See, I’ve been through this sense of dread before. The unexpected phone call with bad news. The thousand questions and no answers. The doctors appointments. The terrible waiting and not knowing. The ceaseless praying. The outcome I desperately feared but couldn’t stop. And it all but destroyed my belief in God’s desire to hear my prayers for healing.
Now instead of automatically praying in faith and believing God would hear me, I was flooded with skepticism.
Why pray for healing when God’s going to do what God’s going to do?
He knows my heart so he already knows what I want.
And the scariest question…
What will happen to my faith when I pray for healing (again) and it doesn’t happen (again)?
But I tend to live my life under the weight of “supposed to’s.” I knew one was “supposed to” pray for healing in these type of situations so I half-heartedly said these words:
“God, please let the doctors not be able to see anything in the pictures tomorrow.”
Our whole family went to the appointment.

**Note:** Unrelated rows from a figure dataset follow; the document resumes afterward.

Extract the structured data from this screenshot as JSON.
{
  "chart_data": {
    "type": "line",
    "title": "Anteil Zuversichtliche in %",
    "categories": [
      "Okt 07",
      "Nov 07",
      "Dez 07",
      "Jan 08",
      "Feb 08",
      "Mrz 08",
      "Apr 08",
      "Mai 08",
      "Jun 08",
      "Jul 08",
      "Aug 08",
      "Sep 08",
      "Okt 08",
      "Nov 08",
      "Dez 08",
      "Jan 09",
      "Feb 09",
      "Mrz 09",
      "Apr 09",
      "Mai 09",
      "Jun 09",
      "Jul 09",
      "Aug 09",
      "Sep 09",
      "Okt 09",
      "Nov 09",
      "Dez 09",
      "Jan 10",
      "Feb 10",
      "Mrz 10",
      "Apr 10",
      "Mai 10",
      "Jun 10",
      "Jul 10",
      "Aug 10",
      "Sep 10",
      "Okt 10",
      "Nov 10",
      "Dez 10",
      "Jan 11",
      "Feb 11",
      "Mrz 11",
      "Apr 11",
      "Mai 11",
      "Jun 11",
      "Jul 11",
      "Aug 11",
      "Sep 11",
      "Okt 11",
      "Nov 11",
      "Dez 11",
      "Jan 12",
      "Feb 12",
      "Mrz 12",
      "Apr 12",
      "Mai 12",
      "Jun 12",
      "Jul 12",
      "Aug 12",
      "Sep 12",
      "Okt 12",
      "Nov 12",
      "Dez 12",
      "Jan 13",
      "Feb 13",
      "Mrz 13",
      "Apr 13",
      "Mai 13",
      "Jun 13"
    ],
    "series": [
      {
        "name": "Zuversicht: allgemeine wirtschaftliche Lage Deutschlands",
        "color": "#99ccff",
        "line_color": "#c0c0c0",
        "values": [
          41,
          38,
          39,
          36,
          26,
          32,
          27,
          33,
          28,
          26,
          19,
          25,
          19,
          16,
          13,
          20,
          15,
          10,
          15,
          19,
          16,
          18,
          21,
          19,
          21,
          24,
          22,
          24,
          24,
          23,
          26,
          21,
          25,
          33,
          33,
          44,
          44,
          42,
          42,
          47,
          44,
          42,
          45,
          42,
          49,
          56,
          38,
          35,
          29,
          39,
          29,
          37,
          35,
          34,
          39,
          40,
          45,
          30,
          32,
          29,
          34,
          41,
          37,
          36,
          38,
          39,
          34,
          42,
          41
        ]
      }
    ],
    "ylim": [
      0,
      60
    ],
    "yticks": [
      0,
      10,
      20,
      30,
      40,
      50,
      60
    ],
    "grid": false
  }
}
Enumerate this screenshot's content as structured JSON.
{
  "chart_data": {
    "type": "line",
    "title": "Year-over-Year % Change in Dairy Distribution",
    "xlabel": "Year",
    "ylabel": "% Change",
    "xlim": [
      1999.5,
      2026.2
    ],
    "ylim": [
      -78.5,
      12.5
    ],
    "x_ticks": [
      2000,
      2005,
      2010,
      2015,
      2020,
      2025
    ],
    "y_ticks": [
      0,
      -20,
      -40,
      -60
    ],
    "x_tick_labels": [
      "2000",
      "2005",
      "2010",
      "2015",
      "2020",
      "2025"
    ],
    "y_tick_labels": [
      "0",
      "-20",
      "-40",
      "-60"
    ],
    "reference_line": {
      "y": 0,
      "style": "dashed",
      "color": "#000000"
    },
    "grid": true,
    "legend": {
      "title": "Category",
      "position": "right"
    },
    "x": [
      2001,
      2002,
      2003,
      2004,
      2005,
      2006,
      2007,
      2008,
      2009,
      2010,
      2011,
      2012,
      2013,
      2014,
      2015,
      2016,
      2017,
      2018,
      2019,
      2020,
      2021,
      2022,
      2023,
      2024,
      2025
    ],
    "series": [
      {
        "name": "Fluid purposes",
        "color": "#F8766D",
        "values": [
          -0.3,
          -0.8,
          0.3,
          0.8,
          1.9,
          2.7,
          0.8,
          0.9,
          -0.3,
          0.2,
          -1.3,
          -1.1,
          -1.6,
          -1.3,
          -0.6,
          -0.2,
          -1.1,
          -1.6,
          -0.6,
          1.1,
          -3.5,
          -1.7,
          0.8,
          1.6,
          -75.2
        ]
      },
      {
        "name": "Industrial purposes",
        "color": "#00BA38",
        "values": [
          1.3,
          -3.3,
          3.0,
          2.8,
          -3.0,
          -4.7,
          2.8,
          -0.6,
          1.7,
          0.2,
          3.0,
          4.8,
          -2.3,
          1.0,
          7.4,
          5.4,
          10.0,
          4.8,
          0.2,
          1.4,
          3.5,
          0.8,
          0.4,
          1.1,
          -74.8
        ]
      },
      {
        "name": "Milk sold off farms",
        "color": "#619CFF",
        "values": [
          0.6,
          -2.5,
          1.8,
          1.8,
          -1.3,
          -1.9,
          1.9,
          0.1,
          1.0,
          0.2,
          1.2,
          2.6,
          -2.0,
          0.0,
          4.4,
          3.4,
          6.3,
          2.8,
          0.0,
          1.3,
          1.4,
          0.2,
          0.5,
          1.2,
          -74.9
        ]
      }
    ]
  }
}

I wanted Chris there when we got the news.
I could tell that Cara’s eye had been a topic of conversation at the office. The front desk staff were all hovering around outside of the small room.
They took pictures. And more pictures. And more. Then they said they had to dilate her eyes so the doctor could look at them. Then they took her back to take more pictures.
As they kept taking pictures, the tiny seed of hope that had been planted in my prayer the night before began to take root.
The doctor finally came in, and after looking at the pictures and examining every single section of her eye, said, “There’s nothing there.”
He showed us the two photos side by side … the one a few days ago with ominous looking dark spot on her eye. The one taken that morning with no dark spot. He then showed us all the photos they took that morning, pushing on her eye to show various angles. Still no spot.
Dr. Cutler said they have never had the machine mistakenly show something. He called Dr. Archdale (the head of the practice), who was on vacation, to ask whether he’s ever seen the machine make a mistake like that. He said no.
They tried their best to find what we had all seen a few days before but it wasn’t there. Everyone looked kind of confused.
But I knew the machine hadn’t made a mistake. God had taken that tiny seed of hope and said “yes.”
Sitting in the car afterward, I wanted to take a minute as a family to say thank you to God. I fumbled around, my skepticism not ready to proclaim it a miracle out loud. “God, I don’t know what happened, whether the machine malfunctioned or you heard my prayer, but thank you.”
Then I asked if anyone else wanted to say anything.
My seven-year-old daughter, without hesitation and full of the confidence and faith that only children seem to possess, proclaimed “God, thank you for healing my eye.”
Thank you, God, for healing Becky’s daughter’s eye.
Amen.
And to answer your question if anything had happened…yes…He would still love you.
Your writing is so honest…so real and raw. Thank you for sharing your journey.
Cindy, that carries a lot of weight, coming from you.
Oh, wow. What a story! Total miracle. Rejoicing with you, Becky, not just for Cara’s healthy eye but for how God does His work in our hearts through the struggles. ❤ … super story telling, by the way! 🙂
Yes, I’m finding that sometimes my kids’ stuff is more about me than about them. Oofta.